4.3 GRAPHS

4.3.1 Overview

Tables allow us to look at individual observations or summaries, whereas graphs present the data visually replacing numbers with graphical elements. Tables are important when the actual data values are important to show. Graphs enable us to visually identify trends, ranges, frequency distributions, relationships, outliers and make comparisons. There are many ways of visualizing information in the form of a graph. This section will describe some of the common graphs used in exploratory data analysis and data mining: frequency polygrams, histograms, scatterplots, and box plots. In addition, looking at multiple graphs simultaneously and viewing common subsets can offer new insights into the whole data set.
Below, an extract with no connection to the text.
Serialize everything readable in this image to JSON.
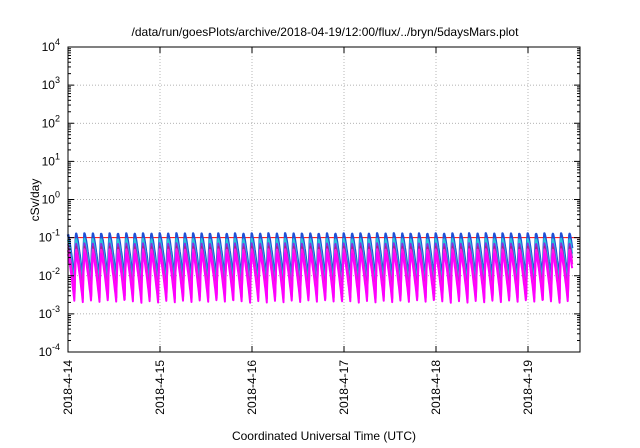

4.3.2 Frequency Polygrams and Histograms

Frequency polygrams plot information according to the number of observations reported for each value (or ranges of values) for a particular variable. An example of a frequency polygram is shown in Figure 4.1. In this example, a variable (Model Year) is plotted. The number of observations for each year is counted and plotted. The shape of the plot reveals trends, that is, the number of observations each year fluctuates within a narrow range of around 25–40.

In Figure 4.2, a continuous variable (Displacement) is divided into ranges from 50 to 100, from 100 to 150, and so on. The number of values for each range is plotted and the shape indicates that most of the observations are for low displacement values.

Figure ...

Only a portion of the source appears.